Enterprises and the State: Increasing Tensions
During this visit to China, Merz will lead about 30 business executives, marking the largest delegation in 20 years. Represented companies include Volkswagen, BMW, Mercedes-Benz, Siemens, Bayer, BASF, Adidas, DHL, Deutsche Bank, Henkel, Airbus, Covestro, and Boehringer Ingelheim, among others.
The business sector emphasizes that China remains one of the most important markets and innovation centers globally. However, several experts point out that corporate interests no longer automatically align with national strategy.
Academician Andreas Fuld questioned whether in Chinese policy, it is the government leading corporations or corporations influencing government direction.
Investor and China observer David Baverrez noted that there is now a clear divide between corporate interests and national interests.
MERICS expert Bernhard Bartsch predicted that in the coming years, the presence of German companies in the Chinese market may continue to decline.
The core contradiction lies in companies pursuing short-term profits while the state must consider long-term security and industrial foundations.
China’s Dependency and Vulnerability
Despite China’s critical position in the global supply chain, it still relies on the European market for export absorption, German high-end machinery and manufacturing technology, and specific semiconductor equipment and industrial software.
At the same time, China faces challenges such as a real estate crisis, rising youth unemployment rates, and local fiscal pressures. This means that China is not without negotiation pressure. If Europe can unify its stance, its market size itself becomes leverage.
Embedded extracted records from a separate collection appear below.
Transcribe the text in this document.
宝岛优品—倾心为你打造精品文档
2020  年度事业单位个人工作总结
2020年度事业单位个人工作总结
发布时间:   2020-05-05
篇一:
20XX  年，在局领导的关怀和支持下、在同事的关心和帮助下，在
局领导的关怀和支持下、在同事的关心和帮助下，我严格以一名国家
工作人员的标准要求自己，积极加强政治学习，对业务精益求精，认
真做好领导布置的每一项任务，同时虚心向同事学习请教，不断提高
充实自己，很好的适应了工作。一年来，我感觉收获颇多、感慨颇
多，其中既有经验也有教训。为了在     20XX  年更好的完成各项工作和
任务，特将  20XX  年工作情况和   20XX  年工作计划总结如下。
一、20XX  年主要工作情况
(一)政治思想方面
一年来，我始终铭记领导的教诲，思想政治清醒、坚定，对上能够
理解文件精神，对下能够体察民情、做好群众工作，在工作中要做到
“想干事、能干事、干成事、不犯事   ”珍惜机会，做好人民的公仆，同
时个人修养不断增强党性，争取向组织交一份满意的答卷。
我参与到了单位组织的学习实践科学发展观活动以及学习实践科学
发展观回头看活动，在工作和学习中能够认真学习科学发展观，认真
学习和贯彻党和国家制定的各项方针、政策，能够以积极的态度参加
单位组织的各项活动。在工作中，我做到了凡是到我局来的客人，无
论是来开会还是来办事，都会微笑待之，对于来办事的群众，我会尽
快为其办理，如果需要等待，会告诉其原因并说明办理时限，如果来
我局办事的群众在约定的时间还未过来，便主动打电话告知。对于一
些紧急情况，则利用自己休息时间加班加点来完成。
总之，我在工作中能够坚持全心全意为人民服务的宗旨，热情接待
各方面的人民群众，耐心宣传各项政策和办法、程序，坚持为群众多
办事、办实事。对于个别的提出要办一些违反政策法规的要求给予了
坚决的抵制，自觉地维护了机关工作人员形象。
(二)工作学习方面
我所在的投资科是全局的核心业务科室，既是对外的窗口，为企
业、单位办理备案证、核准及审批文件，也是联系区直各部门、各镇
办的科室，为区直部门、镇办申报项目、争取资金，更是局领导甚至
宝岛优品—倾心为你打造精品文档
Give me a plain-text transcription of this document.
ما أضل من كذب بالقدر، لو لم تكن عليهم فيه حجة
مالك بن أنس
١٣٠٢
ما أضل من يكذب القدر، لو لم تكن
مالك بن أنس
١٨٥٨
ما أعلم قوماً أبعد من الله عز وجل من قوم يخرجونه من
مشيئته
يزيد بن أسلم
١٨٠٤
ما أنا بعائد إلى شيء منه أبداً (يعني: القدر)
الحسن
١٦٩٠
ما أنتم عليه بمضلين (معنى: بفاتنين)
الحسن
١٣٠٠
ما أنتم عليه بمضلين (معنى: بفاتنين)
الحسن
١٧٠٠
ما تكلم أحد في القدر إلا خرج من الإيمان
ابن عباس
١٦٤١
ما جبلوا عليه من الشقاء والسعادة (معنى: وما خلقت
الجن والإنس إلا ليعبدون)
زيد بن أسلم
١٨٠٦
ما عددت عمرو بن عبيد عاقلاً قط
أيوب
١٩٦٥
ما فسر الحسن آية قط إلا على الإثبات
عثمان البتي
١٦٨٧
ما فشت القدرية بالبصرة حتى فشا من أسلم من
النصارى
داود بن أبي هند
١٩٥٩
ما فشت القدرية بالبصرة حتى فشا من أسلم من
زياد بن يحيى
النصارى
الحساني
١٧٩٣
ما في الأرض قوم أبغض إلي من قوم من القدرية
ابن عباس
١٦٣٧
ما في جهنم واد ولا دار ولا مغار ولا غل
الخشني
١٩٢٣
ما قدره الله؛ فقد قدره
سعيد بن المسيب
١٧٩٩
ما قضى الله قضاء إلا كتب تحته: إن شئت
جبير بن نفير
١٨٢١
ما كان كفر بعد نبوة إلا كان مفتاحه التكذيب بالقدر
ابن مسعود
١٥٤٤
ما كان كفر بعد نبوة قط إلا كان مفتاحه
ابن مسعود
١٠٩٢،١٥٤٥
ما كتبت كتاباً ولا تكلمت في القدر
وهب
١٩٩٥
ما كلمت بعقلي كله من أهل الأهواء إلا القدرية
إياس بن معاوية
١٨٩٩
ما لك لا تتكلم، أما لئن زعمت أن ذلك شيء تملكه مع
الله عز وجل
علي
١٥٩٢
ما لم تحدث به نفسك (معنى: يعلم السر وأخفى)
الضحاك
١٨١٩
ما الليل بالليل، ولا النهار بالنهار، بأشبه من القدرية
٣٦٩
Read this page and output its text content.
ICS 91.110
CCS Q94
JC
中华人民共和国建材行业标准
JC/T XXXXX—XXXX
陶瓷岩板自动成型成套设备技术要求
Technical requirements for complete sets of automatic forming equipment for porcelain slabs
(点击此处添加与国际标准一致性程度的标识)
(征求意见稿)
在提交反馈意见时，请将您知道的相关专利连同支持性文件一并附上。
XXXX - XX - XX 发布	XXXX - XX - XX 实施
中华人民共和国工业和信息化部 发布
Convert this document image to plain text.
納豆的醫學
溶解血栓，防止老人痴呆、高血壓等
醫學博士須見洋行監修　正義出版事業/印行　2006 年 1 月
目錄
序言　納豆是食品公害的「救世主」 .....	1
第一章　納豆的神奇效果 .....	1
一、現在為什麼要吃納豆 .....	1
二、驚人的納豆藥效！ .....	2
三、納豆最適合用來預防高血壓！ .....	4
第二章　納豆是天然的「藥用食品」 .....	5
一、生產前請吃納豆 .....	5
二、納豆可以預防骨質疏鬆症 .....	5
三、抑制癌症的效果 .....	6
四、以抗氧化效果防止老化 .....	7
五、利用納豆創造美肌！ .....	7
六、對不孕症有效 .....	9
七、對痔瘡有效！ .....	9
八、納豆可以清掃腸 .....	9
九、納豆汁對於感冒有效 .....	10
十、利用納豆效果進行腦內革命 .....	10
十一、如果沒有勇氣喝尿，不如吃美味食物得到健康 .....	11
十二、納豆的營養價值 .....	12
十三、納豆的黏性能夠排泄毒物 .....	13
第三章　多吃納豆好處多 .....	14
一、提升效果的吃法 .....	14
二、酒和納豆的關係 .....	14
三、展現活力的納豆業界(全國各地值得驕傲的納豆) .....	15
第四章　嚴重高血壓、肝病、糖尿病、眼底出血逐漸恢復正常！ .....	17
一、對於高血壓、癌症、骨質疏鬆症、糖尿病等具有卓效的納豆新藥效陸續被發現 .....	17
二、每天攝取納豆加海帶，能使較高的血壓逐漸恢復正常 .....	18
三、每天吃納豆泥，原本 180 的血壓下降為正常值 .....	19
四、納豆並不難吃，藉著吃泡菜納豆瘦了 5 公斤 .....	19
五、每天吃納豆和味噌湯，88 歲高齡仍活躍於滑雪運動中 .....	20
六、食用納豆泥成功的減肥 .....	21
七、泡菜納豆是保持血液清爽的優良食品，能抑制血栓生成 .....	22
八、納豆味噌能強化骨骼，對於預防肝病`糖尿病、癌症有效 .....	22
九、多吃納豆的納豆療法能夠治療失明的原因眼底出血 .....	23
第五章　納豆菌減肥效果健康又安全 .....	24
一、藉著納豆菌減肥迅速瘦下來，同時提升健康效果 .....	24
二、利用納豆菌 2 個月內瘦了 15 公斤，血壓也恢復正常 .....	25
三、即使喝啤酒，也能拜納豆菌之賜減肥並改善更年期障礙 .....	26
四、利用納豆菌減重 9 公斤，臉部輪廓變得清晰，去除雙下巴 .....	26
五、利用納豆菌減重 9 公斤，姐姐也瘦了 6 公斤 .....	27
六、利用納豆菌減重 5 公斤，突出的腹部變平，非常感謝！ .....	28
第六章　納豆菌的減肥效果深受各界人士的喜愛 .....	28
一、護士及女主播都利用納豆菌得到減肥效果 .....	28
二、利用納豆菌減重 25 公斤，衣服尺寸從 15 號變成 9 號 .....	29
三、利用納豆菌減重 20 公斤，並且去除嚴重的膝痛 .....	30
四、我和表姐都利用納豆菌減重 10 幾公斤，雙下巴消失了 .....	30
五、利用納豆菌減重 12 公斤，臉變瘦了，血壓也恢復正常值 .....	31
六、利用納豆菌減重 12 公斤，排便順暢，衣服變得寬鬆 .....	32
Merz wrote in “Foreign Affairs,” “We are not helplessly subject to this world; we can shape it.” The question is whether Germany and Europe are willing to bear short-term costs for long-term autonomy.
Institutional Shift: Expert Committee and Action Plan
In addition to diplomatic expressions, Berlin is pushing for institutional adjustments.
On March 19, the Expert Committee on “Reviewing Germany-China Security-Related Economic Relations” will be officially established and begin operations. The committee consists of experts from the Federation of German Industries, MERICS, the German Council on Foreign Relations, the International Strategic Research Institute, and the German Confederation of Trade Unions.
This means that the assessment of economic reliance on China will enter a stage of institutionalization and normalization, rather than mere political debate.
Simultaneously, the German government is advancing an internal action plan, including strengthening investment review, expanding high-tech export controls, establishing raw materials partnerships, setting up resilience funds, and enhancing protection for critical infrastructure.
The timing of these measures aligning with the visit to China is not coincidental. They signal to Beijing that while dialogue continues, risk management has become part of national policy frameworks.
Symbolic Diplomacy or Structural Shift?
The true significance of Merz’s visit to China lies not in how many agreements are signed but in whether it releases two signals: externally – European unity and conditional cooperation; internally – willingness to bear costs for reducing dependency.
Schwarzer points out that the success of Germany’s China policy ultimately depends not on Beijing but on Europe itself.
In the era of great power politics, China is strong but not invulnerable; Germany relies on China but also has leverage.
The real issue is not whether to cooperate but how to maintain strategic autonomy between cooperation and competition.
This will determine Germany’s position in future global order.